Method of propulsion

Power Augmented Ram thrust (or PAR thrust for short) is the use of displaced air in enhancing the air cushion under the wings or body of what is normally a Wing In Ground-effect or WIG craft. The system can also be used in surface effect ships to increase their top speed.

The configuration can use either the exhaust gases from jet engines or propellers slipstream from either the main engines or special assist engines. This accelerated air is then either ducted, deflected or directed in such a manner that it will pass underneath the wing or body and assist in the creation of an air cushion. The purpose of using PAR thrust is to allow the craft to take off at lower speeds than those required if the system was not used.

Some craft only use PAR thrust during takeoff; notable examples of this are the KM and Lun Ekranoplanes that situated their jet engines forward of the wing and deflected the thrust downwards under the wing.
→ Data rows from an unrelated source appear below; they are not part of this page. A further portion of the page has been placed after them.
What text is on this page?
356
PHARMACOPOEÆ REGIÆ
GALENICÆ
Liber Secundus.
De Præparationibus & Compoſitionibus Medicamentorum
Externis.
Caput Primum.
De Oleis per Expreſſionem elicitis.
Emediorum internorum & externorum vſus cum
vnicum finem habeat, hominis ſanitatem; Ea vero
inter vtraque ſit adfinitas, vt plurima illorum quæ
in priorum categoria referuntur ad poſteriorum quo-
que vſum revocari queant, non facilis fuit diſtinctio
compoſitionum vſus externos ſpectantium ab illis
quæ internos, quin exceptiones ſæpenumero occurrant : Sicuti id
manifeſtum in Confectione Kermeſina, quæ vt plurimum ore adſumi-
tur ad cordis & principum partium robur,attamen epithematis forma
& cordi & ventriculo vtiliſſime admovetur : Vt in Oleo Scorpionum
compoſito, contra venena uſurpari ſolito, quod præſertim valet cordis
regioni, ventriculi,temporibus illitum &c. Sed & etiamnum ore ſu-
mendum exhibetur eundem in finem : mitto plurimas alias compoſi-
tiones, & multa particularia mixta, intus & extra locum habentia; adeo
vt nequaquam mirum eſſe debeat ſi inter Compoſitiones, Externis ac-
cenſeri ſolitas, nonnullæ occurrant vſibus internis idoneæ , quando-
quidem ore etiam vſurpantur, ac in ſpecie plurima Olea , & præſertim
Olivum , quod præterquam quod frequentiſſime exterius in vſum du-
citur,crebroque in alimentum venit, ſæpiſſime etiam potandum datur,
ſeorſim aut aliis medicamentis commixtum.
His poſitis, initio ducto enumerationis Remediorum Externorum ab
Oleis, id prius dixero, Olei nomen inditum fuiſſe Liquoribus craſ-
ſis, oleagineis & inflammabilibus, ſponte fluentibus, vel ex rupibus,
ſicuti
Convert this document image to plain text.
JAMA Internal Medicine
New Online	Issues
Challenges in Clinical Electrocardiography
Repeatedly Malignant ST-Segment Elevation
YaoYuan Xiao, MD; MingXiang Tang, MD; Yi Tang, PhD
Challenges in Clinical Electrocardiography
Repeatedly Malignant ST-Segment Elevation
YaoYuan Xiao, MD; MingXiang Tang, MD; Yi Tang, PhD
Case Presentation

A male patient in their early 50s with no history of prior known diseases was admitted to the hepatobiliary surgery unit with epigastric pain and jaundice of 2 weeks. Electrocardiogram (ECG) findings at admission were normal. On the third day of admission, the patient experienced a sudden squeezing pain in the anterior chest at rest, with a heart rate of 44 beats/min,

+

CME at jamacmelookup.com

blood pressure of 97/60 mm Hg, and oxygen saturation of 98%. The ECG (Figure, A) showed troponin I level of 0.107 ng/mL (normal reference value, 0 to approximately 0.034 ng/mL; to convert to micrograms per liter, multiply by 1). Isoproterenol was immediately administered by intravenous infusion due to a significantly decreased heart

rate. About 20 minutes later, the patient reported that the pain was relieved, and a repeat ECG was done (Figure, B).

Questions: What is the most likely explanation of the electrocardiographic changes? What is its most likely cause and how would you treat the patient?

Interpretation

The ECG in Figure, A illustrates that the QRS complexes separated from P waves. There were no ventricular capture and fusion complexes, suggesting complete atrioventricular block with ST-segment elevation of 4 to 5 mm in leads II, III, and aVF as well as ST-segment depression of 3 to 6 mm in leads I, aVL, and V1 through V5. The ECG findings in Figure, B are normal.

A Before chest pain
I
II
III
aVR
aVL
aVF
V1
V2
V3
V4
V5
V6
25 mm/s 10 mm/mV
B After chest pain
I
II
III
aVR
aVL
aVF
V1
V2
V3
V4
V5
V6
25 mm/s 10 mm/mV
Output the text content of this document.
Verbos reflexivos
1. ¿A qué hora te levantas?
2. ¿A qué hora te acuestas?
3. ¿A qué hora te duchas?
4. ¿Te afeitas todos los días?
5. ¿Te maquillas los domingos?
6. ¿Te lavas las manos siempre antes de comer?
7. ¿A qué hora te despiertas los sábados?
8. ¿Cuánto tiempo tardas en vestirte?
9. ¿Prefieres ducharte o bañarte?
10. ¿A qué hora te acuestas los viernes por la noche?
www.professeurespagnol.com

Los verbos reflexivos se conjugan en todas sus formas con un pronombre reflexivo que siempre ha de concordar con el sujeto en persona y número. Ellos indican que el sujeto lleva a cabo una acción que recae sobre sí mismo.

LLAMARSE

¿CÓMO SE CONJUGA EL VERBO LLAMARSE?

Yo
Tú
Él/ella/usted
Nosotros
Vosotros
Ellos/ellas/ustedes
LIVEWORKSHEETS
Once airborne and at a speed where sufficient lift was generated by the wing alone, the deflection could be removed. The KM required 10 turbojets to have enough power to take off, 8 of them operating in PAR mode; once in level flight, the engines could be throttled back extensively or some of them even shut off.

A notable spin-off of this technique was the A-90 Orlyonok ekranoplan, which was powered in flight by a massive Kuznetsov NK-12 turboprop (by far the most powerful ever built), and required two large turbofans embedded in the nose for take-off, whose ducts pointed permanently downwards under the wings to provide PAR thrust. These engines were shut down during flight to reduce fuel consumption.

Some other craft such as Burt Rutan's PARLC (Power Augmented Ram Landing Craft), Russian Strizh PE-201, Volga 2, Ivolga and other WIG craft use this system. Boats that use this system (surface effect ships) require permanent use of PAR thrust in order to achieve enough lift for normal operation.